54.2
Intermediaries in the Creation of a Market Order in Cross-Border Labour Exchanges

Tuesday, 17 July 2018: 15:45
Location: 104A (MTCC NORTH BUILDING)
Oral Presentation
Karen SHIRE, University Duisburg-Essen, Germany
The paper attempts to theorize cross-border labour markets from an economic sociological perspective. Cross-border labour markets are seen as facing the same sets of coordination problems as do nationally bounded markets in creating a market order. Yet crossing borders generates unique sets of uncertainties specific to labour markets, which I argue, in many cases are addressed by delegating employment responsibilities to private intermediaries. Thus, private intermediaries take on many of the employment risks specifically posed by cross-border labour.
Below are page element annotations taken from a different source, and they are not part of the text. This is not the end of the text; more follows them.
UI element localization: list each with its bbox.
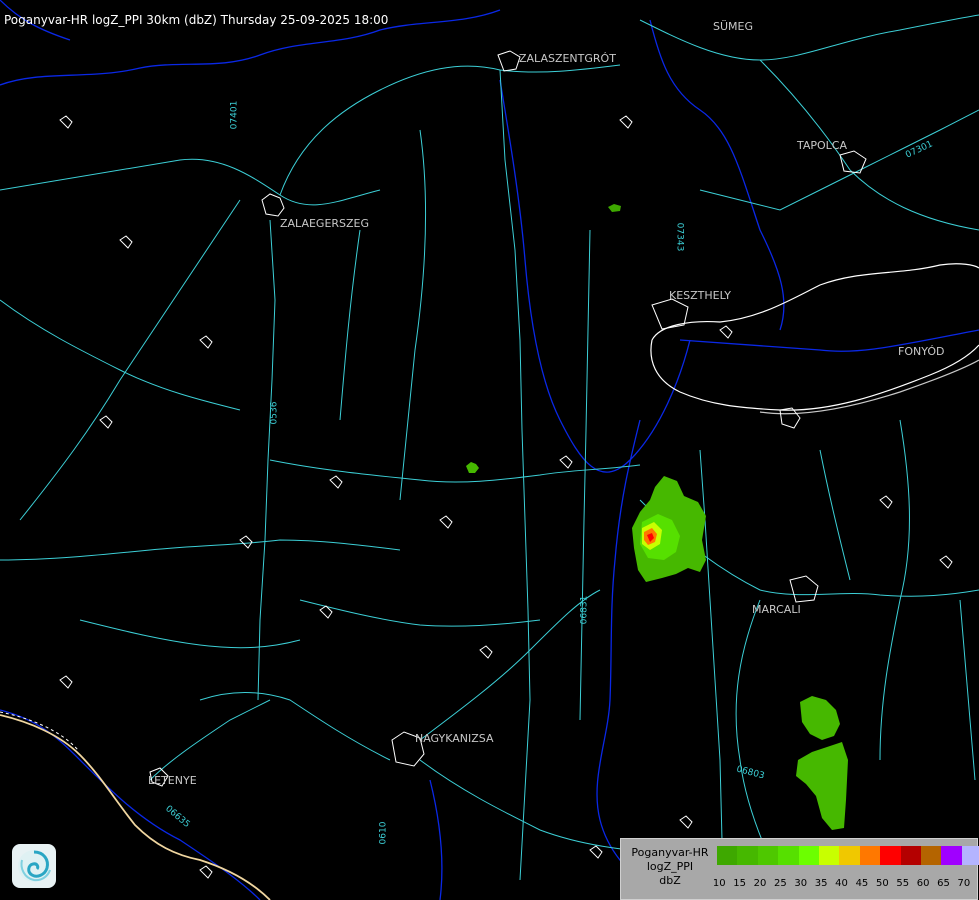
legend-swatch — [900, 846, 921, 865]
road-label: 07343 — [674, 222, 685, 252]
city-label-sumeg: SÜMEG — [713, 20, 753, 33]
legend-swatch — [961, 846, 979, 865]
city-label-zalaegerszeg: ZALAEGERSZEG — [280, 217, 370, 230]
legend-tick-label: 45 — [855, 878, 869, 889]
road-label: 07401 — [229, 100, 240, 130]
radar-map — [0, 0, 979, 900]
legend-tick-label: 60 — [916, 878, 930, 889]
road-label: 0536 — [269, 401, 280, 425]
city-label-fonyod: FONYÓD — [898, 345, 945, 358]
dbz-legend: Poganyvar-HR logZ_PPI dbZ 10 15 20 25 30 35 40… — [620, 838, 979, 900]
lake-balaton — [650, 263, 979, 415]
legend-color-scale — [717, 846, 979, 865]
legend-tick-label: 55 — [896, 878, 910, 889]
city-label-marcali: MARCALI — [752, 603, 801, 616]
road-label: 06831 — [579, 595, 590, 625]
city-label-nagykanizsa: NAGYKANIZSA — [415, 732, 494, 745]
legend-tick-label: 50 — [875, 878, 889, 889]
legend-swatch — [717, 846, 738, 865]
radar-logo — [12, 844, 56, 888]
legend-tick-label: 40 — [835, 878, 848, 889]
echo-keszthely-north — [608, 204, 621, 212]
city-label-keszthely: KESZTHELY — [669, 289, 732, 302]
legend-swatch — [859, 846, 881, 865]
city-label-letenye: LETENYE — [148, 774, 197, 787]
legend-swatch — [778, 846, 799, 865]
legend-swatch — [839, 846, 860, 865]
legend-name-line: Poganyvar-HR — [631, 846, 709, 859]
legend-tick-label: 35 — [814, 878, 828, 889]
legend-swatch — [737, 846, 758, 865]
legend-swatch — [757, 846, 779, 865]
legend-tick-label: 65 — [937, 878, 950, 889]
legend-swatch — [941, 846, 962, 865]
legend-name-line: dbZ — [659, 874, 681, 887]
legend-tick-label: 20 — [753, 878, 767, 889]
radar-title: Poganyvar-HR logZ_PPI 30km (dbZ) Thursda… — [4, 13, 389, 27]
legend-ticks: 10 15 20 25 30 35 40 45 50 55 60 65 70 — [709, 878, 974, 889]
radar-echoes — [466, 204, 848, 830]
legend-tick-label: 25 — [774, 878, 787, 889]
legend-tick-label: 10 — [712, 878, 726, 889]
legend-name: Poganyvar-HR logZ_PPI dbZ — [627, 846, 713, 888]
legend-tick-label: 30 — [794, 878, 808, 889]
legend-name-line: logZ_PPI — [646, 860, 694, 873]
echo-south-east-2 — [796, 742, 848, 830]
city-label-tapolca: TAPOLCA — [797, 139, 848, 152]
road-label: 0610 — [378, 821, 389, 845]
legend-tick-label: 15 — [733, 878, 746, 889]
legend-swatch — [818, 846, 840, 865]
legend-swatch — [880, 846, 901, 865]
echo-south-east-1 — [800, 696, 840, 740]
echo-center — [466, 462, 479, 473]
swirl-logo-icon — [18, 850, 51, 882]
city-label-zalaszentgrot: ZALASZENTGRÓT — [519, 52, 616, 65]
legend-swatch — [920, 846, 942, 865]
legend-tick-label: 70 — [957, 878, 971, 889]
legend-swatch — [798, 846, 819, 865]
These include risks posed by the irregularity of labour mobility and/or employment contracts, uncertainties surrounding skill matches across nationally bounded educational and training contexts, and uncertainties concerning the cultural integration and work commitment of foreign labour. Drawing on two sets of empirical research, the first about cross-border temporary staffing and the second about illegal labour exchanges in the form of human trafficking, the analysis focusses on the practices of market actors in addressing the uncertainties common to market exchanges in general, and those specific to contemporary cross-border labour markets.